Foreign Affairs Secretary Teodoro Locsin Jr. at a joint press briefing with Chinese State Councilor and Foreign Minister Wang Yi in his first official visit to Beijing. (Photo courtesy of DFA-Office of Public Diplomacy/ Emilio Lopue)

MANILA-- Foreign Affairs Secretary Teodoro Locsin Jr. on Tuesday reaffirmed the Philippines support to China as the rising power in the East, saying the emergence of a "new China" creates a world where the developing nations have a chance.

Locsin said Manila has much to hope for, and nothing to fear from the rise of a new power. This, as it hoped for a "new world" where a state's goal to get richer is through helping others prosper.

Citing what he wrote in the Philippine-China memorandum of understanding on the Belt and Road Initiative, Locsin said there is no other country but the new China that aspired to rise higher by helping others rise alongside her.

"To put it in concrete terms, without the new China, there will be no prospect whatsoever for the developing world to grow into emerging economies. We would still be, as throughout the second half of the last century we were, at the mercy of Western markets which, on a whim, can turn us away—as they did throughout the post- and neo-colonial period," he said during a joint presser with State Councilor and Foreign Minister Wang Yi on Wednesday.

"The emergence of a new China is creating a world where the lesser have a chance. And more than a chance: cooperation for mutual benefit instead of words," he added.

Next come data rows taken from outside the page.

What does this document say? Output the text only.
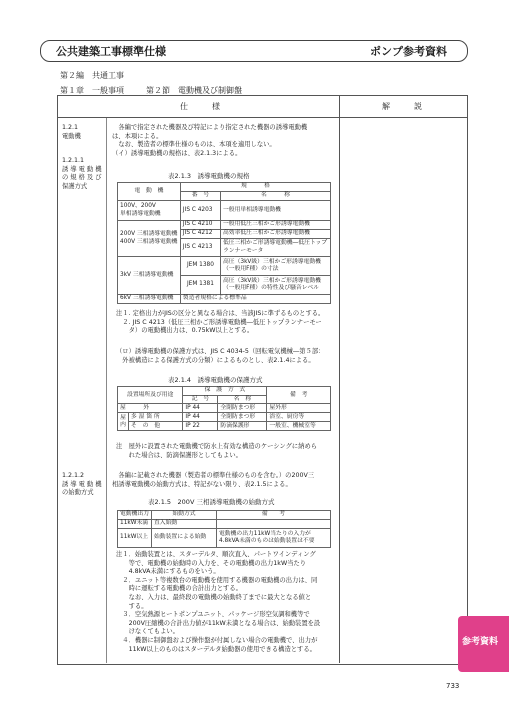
公共建築工事標準仕様	ポンプ参考資料
第２編　共通工事
第１章　一般事項	第２節　電動機及び制御盤
仕　様	解　説
1.2.1
電動機
1.2.1.1
誘 導 電 動 機
の 規 格 及 び
保護方式
1.2.1.2
誘 導 電 動 機
の始動方式
　各編で指定された機器及び特記により指定された機器の誘導電動機
は、本項による。
　なお、製造者の標準仕様のものは、本項を適用しない。
（イ）誘導電動機の規格は、表2.1.3による。
表2.1.3　誘導電動機の規格
電　動　機	規　　　格	
	番　号	名　　　称

100V、200V
単相誘導電動機	JIS C 4203	一般用単相誘導電動機

200V 三相誘導電動機
400V 三相誘導電動機	JIS C 4210	一般用低圧三相かご形誘導電動機
	JIS C 4212	高効率低圧三相かご形誘導電動機
	JIS C 4213	低圧三相かご形誘導電動機―低圧トップランナーモータ
3kV 三相誘導電動機	JEM 1380	高圧（3kV級）三相かご形誘導電動機（一般用F種）の寸法
	JEM 1381	高圧（3kV級）三相かご形誘導電動機（一般用F種）の特性及び騒音レベル
6kV 三相誘導電動機	製造者規格による標準品	
注１. 定格出力がJISの区分と異なる場合は、当該JISに準ずるものとする。
　２. JIS C 4213（低圧三相かご形誘導電動機―低圧トップランナーモー
　　タ）の電動機出力は、0.75kW以上とする。
（ロ）誘導電動機の保護方式は、JIS C 4034-5（回転電気機械―第５部：
　外被構造による保護方式の分類）によるものとし、表2.1.4による。
表2.1.4　誘導電動機の保護方式
設置場所及び用途		保　護　方　式		備　考
		記　号	名　称	
屋　　　外		IP 44	全閉防まつ形	屋外形

屋
内	多 湿 箇 所	IP 44	全閉防まつ形	浴室、厨房等
	そ　の　他	IP 22	防滴保護形	一般室、機械室等
注　屋外に設置された電動機で防水上有効な構造のケーシングに納めら
　　れた場合は、防滴保護形としてもよい。
　各編に記載された機器（製造者の標準仕様のものを含む。）の200V三
相誘導電動機の始動方式は、特記がない限り、表2.1.5による。
表2.1.5　200V 三相誘導電動機の始動方式
電動機出力	始動方式	備　　考
11kW未満	直入始動	
11kW以上	始動装置による始動	電動機の出力11kW当たりの入力が4.8kVA未満のものは始動装置は不要
注１．始動装置とは、スターデルタ、順次直入、パートワインディング
　　等で、電動機の始動時の入力を、その電動機の出力1kW当たり
　　4.8kVA未満にするものをいう。
　２．ユニット等複数台の電動機を使用する機器の電動機の出力は、同
　　時に運転する電動機の合計出力とする。
　　なお、入力は、最終段の電動機の始動終了までに最大となる値と
　　する。
　３．空気熱源ヒートポンプユニット、パッケージ形空気調和機等で
　　200V圧縮機の合計出力値が11kW未満となる場合は、始動装置を設
　　けなくてもよい。
　４．機器に制御盤および操作盤が付属しない場合の電動機で、出力が
　　11kW以上のものはスターデルタ始動器の使用できる構造とする。
参考資料
733
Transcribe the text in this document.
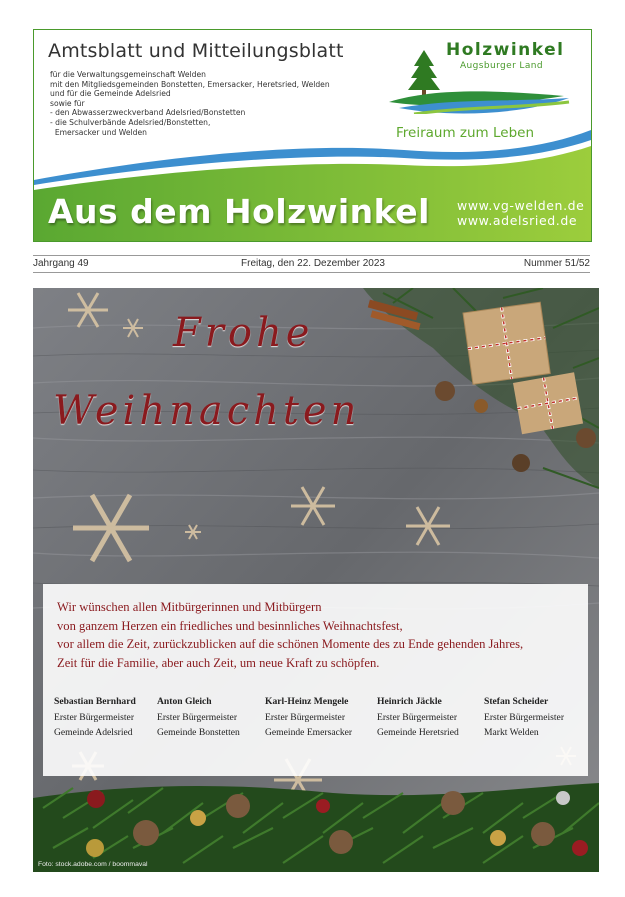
Amtsblatt und Mitteilungsblatt
für die Verwaltungsgemeinschaft Welden
mit den Mitgliedsgemeinden Bonstetten, Emersacker, Heretsried, Welden
und für die Gemeinde Adelsried
sowie für
- den Abwasserzweckverband Adelsried/Bonstetten
- die Schulverbände Adelsried/Bonstetten,
Emersacker und Welden
Holzwinkel
Augsburger Land
Freiraum zum Leben
Aus dem Holzwinkel www.vg-welden.de
www.adelsried.de
Jahrgang 49	Freitag, den 22. Dezember 2023	Nummer 51/52
Frohe
Weihnachten
Wir wünschen allen Mitbürgerinnen und Mitbürgern
von ganzem Herzen ein friedliches und besinnliches Weihnachtsfest,
vor allem die Zeit, zurückzublicken auf die schönen Momente des zu Ende gehenden Jahres,
Zeit für die Familie, aber auch Zeit, um neue Kraft zu schöpfen.
Sebastian Bernhard
Erster Bürgermeister
Gemeinde Adelsried
Anton Gleich
Erster Bürgermeister
Gemeinde Bonstetten
Karl-Heinz Mengele
Erster Bürgermeister
Gemeinde Emersacker
Heinrich Jäckle
Erster Bürgermeister
Gemeinde Heretsried
Stefan Scheider
Erster Bürgermeister
Markt Welden
Foto: stock.adobe.com / boommaval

On the two countries' cooperation, Locsin and Wang vowed to deepen Philippines-China relations.

Although a lot of work remains to be done, there are "greater advantages" in the two nations' collaboration across a wide range of areas, Locsin said.

"There is so much to look forward to and accomplish that will be of much greater value to both of us than those differences can ever be to each one," he noted.

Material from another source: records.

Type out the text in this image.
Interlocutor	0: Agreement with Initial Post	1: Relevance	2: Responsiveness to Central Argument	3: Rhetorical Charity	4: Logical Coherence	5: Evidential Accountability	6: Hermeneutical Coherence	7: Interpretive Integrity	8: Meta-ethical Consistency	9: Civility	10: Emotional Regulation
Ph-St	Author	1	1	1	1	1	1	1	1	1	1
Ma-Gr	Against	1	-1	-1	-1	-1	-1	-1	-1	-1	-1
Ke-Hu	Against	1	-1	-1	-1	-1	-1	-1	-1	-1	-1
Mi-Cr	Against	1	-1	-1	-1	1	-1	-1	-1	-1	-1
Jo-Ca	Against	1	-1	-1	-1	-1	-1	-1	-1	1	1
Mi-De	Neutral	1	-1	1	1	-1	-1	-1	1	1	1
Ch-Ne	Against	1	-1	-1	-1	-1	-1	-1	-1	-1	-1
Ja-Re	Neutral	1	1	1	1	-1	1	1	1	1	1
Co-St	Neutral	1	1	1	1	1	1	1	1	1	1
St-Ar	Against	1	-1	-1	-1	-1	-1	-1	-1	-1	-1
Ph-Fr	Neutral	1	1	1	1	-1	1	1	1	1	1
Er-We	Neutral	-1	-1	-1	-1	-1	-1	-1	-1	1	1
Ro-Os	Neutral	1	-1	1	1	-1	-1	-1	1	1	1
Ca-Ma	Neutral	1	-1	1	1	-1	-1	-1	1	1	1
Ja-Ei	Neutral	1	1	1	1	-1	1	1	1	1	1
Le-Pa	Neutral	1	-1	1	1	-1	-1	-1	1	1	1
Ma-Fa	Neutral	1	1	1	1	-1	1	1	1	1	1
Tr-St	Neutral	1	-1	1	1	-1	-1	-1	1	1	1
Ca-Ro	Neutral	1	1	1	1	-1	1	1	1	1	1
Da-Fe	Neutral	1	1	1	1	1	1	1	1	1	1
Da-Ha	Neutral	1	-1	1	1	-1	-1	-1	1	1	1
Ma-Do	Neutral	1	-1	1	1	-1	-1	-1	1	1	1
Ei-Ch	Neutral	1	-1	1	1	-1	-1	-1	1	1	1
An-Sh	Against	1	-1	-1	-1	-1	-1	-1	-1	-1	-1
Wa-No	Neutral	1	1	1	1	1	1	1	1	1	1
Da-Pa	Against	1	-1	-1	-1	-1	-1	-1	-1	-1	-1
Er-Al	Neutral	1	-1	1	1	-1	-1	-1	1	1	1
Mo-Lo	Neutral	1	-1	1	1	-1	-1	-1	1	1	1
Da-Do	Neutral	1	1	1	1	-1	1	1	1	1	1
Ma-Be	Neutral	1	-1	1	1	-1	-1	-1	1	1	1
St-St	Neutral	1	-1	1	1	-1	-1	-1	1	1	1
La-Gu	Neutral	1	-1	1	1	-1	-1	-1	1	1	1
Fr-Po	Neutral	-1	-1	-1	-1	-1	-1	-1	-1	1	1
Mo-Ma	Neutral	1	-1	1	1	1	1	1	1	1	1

Locsin also assured the Chinese official that Manila will look after the Chinese people in the Philippines.

"You have our assurance that the Philippines will look out for your people in my country as I have seen China look out for our people in yours," said Locsin, who is in Beijing for his first official visit to China.

Prior to his presser with Wang, he met with Vice President Wang Qishan, a stalwart of the Chinese Communist Party, who reaffirmed China’s commitment to further strengthening bilateral relations with Manila.

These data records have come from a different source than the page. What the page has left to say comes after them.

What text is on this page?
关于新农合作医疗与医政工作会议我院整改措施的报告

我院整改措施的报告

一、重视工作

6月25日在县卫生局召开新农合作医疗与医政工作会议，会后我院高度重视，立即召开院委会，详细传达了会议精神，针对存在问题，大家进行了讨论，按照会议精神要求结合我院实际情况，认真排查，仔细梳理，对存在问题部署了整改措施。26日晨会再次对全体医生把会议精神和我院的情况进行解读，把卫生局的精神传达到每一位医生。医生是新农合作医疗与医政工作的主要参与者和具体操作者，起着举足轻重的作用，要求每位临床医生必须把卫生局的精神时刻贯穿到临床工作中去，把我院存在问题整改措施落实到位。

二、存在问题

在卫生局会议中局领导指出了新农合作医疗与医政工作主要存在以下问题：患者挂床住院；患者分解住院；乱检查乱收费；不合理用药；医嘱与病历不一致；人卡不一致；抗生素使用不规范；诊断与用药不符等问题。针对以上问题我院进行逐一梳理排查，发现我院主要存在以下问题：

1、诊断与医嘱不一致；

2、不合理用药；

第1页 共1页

Also present during the meeting were Executive Secretary Salvador Medialdea and Philippine economic managers led by Finance Secretary Carlos Dominguez. (PNA)


Interesting how the relationship of nations can change dramatically in a short period of time. Under Ninoy, the relationship was so bad and so hostile to China ... even once he said China was like Nazi ..... and forced China to reclaim a few island in Spratly. China had no option, had to do it

China now leave Scarborough Shoal relatively undisturbed ... but I'd bet if the Philippine govt become hostile again in the future, in not time it would be reclaimed ... even bigger than existing islands China has reclaimed
 

weig2000

Captain
"To put it in concrete terms, without the new China, there will be no prospect whatsoever for the developing world to grow into emerging economies. We would still be, as throughout the second half of the last century we were, at the mercy of Western markets which, on a whim, can turn us away—as they did throughout the post- and neo-colonial period," he said during a joint presser with State Councilor and Foreign Minister Wang Yi on Wednesday.

"The emergence of a new China is creating a world where the lesser have a chance. And more than a chance: cooperation for mutual benefit instead of words," he added.

Wow. These sound very different from the debt-trapping, resource-extracting, environment-damaging, local-people-exploiting China that has been so often painted by the western media and governments.